A high-performance, "quantum-inspired" Fast Fourier Transform (FFT) library written in pure and safe Rust.

Apache License 2.0

193 stars 8 forks source link

Add automatic CPU feature detection #21

Closed calebzulawski closed 3 months ago

calebzulawski commented 3 months ago

I love this project! I joined the std::simd team originally after getting frustrated writing my fourier crate. Full disclosure--the multiversion crate is mine, but I think it works perfectly here, especially considering the desire to forbid unsafe code.

I removed all references to -Ctarget-cpu=native and the like--I believe with this change, it should make no difference, at least on x86(-64) and aarch64. Plus, in my opinion, it's only useful for research and not commercial/enterprise software, since it's not really possible to redistribute -Ctarget-cpu=native code. I think this benchmark is more faithful to real use.

This PR is going to need a follow-up commit updating the benchmark results.

smu160 commented 3 months ago

Hi @calebzulawski,

Thank you for the kind words and your contribution! I'm going to try to figure out why the coverage check is failing, and then I'll re-run the benchmarks on the same machine.

Best,
Saveliy

calebzulawski commented 3 months ago

Do I understand correctly that ARM does not need multiversioning because Aarch64 always has NEON, and portable SIMD does not map well to SVE?

Correct--standard aarch64 has neon, so no need to detect it. You can have nonstandard aarch64 without it, but then there is no need to detect it. SVE actually can map to portable SIMD, but it will need more support from the compiler. E.g. you can have separate SVE-128 and SVE-256 target features that each refer to a specific SVE register size, detected at runtime. I digress...

calebzulawski commented 3 months ago

I rebased--not sure if that's expected to fix the code coverage issue.

smu160 commented 3 months ago

@calebzulawski

Here are the benchmark results. Since your PR was already merged, I ran this from the main branch.

benchmarks_bar_plot_4_12 benchmarks_bar_plot_13_29

calebzulawski commented 3 months ago

Thank you! I think that looks comparable to the old benchmark results, what do you think?

smu160 commented 3 months ago

@calebzulawski

This looks great! Thank you for your contribution.

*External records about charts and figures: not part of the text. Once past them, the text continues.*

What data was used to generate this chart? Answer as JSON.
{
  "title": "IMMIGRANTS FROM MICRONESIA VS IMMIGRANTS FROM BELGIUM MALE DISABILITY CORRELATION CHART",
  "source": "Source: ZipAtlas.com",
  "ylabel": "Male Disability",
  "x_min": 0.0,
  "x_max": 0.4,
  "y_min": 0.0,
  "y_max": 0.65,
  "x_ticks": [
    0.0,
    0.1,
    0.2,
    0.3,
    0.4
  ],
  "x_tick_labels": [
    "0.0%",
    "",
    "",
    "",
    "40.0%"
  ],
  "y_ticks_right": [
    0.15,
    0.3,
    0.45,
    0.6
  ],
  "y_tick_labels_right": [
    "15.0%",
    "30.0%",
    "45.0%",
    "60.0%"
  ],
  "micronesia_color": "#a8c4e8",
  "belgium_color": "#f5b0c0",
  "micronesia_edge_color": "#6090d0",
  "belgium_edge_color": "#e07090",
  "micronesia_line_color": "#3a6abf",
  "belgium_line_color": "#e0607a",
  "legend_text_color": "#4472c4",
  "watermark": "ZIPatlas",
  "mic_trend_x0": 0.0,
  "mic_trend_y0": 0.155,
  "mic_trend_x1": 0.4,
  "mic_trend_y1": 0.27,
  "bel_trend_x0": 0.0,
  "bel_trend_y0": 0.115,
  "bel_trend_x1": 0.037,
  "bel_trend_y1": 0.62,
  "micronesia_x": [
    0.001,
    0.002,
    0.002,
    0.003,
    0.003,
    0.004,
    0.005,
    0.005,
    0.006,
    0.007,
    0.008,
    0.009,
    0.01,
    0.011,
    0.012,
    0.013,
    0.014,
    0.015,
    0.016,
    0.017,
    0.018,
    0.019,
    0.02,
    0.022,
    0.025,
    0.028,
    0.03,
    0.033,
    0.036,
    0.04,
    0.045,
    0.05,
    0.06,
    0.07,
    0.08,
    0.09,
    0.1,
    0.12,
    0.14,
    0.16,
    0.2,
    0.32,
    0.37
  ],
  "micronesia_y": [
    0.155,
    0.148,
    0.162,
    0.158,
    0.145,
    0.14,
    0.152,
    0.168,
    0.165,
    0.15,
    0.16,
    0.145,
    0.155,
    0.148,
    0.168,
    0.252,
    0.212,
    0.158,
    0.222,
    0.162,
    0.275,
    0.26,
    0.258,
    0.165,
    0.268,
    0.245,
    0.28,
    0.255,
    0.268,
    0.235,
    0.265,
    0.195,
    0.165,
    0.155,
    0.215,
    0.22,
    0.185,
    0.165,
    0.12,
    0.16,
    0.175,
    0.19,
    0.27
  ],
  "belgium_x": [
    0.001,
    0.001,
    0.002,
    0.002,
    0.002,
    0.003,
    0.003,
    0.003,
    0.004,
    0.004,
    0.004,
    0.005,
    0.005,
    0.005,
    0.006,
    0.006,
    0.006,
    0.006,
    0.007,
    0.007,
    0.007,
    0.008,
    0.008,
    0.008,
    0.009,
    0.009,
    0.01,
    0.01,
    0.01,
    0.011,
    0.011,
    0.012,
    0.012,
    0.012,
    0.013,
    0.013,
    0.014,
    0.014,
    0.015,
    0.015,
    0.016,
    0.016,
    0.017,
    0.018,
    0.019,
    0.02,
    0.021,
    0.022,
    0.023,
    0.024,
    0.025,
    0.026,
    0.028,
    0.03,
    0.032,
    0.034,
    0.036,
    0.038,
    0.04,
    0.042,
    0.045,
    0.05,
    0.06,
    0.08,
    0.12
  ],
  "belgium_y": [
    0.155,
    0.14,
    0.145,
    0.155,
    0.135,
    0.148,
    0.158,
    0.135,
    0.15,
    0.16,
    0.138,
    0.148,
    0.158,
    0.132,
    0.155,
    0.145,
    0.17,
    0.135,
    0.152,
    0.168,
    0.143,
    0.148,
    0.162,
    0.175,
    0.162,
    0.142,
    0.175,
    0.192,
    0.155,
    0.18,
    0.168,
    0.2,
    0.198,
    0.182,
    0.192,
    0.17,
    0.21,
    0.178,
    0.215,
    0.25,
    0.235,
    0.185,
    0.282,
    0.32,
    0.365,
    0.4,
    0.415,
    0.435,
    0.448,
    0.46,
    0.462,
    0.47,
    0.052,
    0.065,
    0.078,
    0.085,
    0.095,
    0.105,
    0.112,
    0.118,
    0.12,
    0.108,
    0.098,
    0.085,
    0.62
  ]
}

This was the last thing I wanted merged prior to releasing the next version.

smu160 commented 3 months ago

@calebzulawski

Just wanted to add that I re-ran the benchmarks for pyphastft (the python bindings via PyO3) as well. All of the new plots are in the readme. Thank you!

Best, Saveliy

calebzulawski commented 3 months ago

Awesome! Excited to see a new release!